Perlu Jaminan Keamanan bagi Pelapor Temuan Pelanggaran dalam Pemilu

Tidak semua orang mau melapor, apalagi jika berhadapan dengan kekuatan besar.
Moh. Dani Pratama Huzaini
Ilustrasi pemilu. Ilustrator: BAS

Desain penyelenggaraan Pemilihan Umum (Pemilu) di Indonesia boleh dikatakan sebagai salah satu yang terlengkap. Mulai dari desain kelembagaan yang memisahkan antara lembaga pelaksana dengan lembaga pengawas, hingga struktur vertikal kelembagaan penyelenggara pemilu. Dalam UU No. 7 Tahun 2017 tentang Pemilihan Umum, regulator dan pengawas dipisahkan.

Meski begitu, ada satu hal yang dinilai kurang dari semua infrastruktur penyelenggaraan pemilu yang demokratis yang telah ada. Dalam rangka memperkuat iklim demokrasi yang partisipatif, penyelenggara pemilu atau pembuat undang-undang terkesan melupakan salah satu unsur penting yakni pelapor. Pelapor dalam konteks penyelenggaraan pemilu adalah salah satu bagian penting dari upaya menghadirkan iklim dan penyelenggaraan pemilu yang taat asas dan demokratis. Secara umum, pelapor adalah orang yang melaporkan pelamnggaran pemilu.
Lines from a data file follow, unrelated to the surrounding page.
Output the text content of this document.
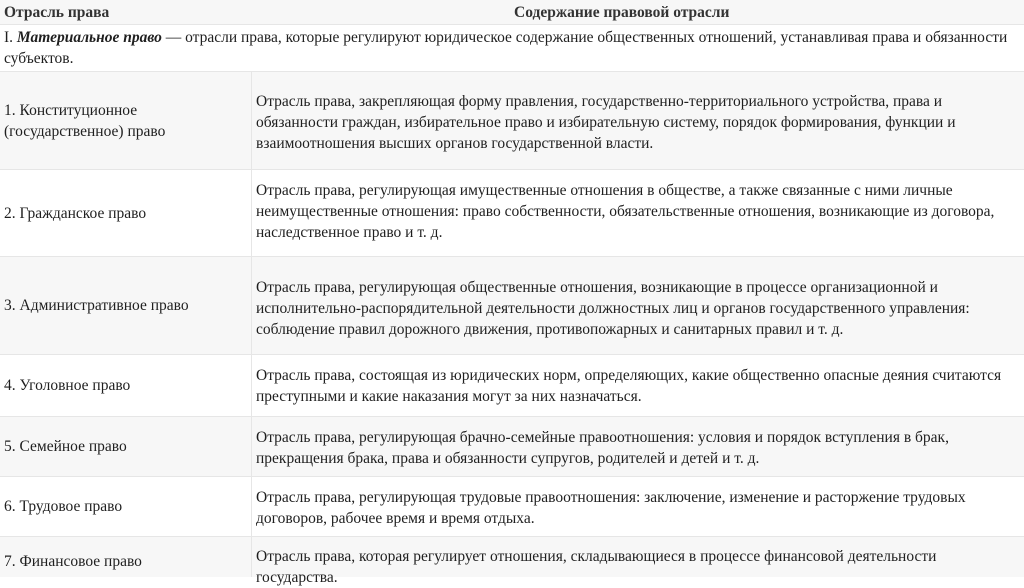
Отрасль права	Содержание правовой отрасли
I. Материальное право — отрасли права, которые регулируют юридическое содержание общественных отношений, устанавливая права и обязанности субъектов.
1. Конституционное (государственное) право
Отрасль права, закрепляющая форму правления, государственно-территориального устройства, права и обязанности граждан, избирательное право и избирательную систему, порядок формирования, функции и взаимоотношения высших органов государственной власти.
2. Гражданское право
Отрасль права, регулирующая имущественные отношения в обществе, а также связанные с ними личные неимущественные отношения: право собственности, обязательственные отношения, возникающие из договора, наследственное право и т. д.
3. Административное право
Отрасль права, регулирующая общественные отношения, возникающие в процессе организационной и исполнительно-распорядительной деятельности должностных лиц и органов государственного управления: соблюдение правил дорожного движения, противопожарных и санитарных правил и т. д.
4. Уголовное право
Отрасль права, состоящая из юридических норм, определяющих, какие общественно опасные деяния считаются преступными и какие наказания могут за них назначаться.
5. Семейное право
Отрасль права, регулирующая брачно-семейные правоотношения: условия и порядок вступления в брак, прекращения брака, права и обязанности супругов, родителей и детей и т. д.
6. Трудовое право
Отрасль права, регулирующая трудовые правоотношения: заключение, изменение и расторжение трудовых договоров, рабочее время и время отдыха.
7. Финансовое право	Отрасль права, которая регулирует отношения, складывающиеся в процессе финансовой деятельности государства.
Direktur Eksekutif Perkumpulan untuk Pemilu dan Demokrasi (Perludem), Titi Anggraini mengatakan, pada dasarnya semua sisi desain penyelenggaraan pemilu telah diperbaiki dan ditata dengan baik. Namun khusus untuk pelapor, skema perlindungan dan jaminan keamanan seolah luput dari perhatian sehingga dari aspek desain belum banyak mengalami kemajuan. “Kita belum memperkuat jaminan dan perlindungan terhadap pelapor, padahal salah satu kendala penegakan hukum pemilu adalah keamanan perlindungan terhadap pelapor,” ujar Titi dalam sebuah diskusi di Jakarta, Kamis (11/4).

Menyoroti maraknya dugaan politik uang yang terjadi dalam setiap penyelenggaraan pemilu, terutama setelah diungkapnya temuan ratusan ribu amplop yang dipersiapkan sebagai serangan fajar oleh Komisi Pemberantasan Korupsi (KPK), Titi menilai keamanan pelapor harus juga menjadi prioritas. Saat ini yang sering terjadi, keengganan pihak yang mengetahui adanya pelanggaran pemilu di masyarakat melaporkan pelanggaran tersebut karena aspek keamanan mereka belum terjamin.

(Baca juga: Pemilu Makin Dekat, Ingat Kasus OTT Serangan Fajar).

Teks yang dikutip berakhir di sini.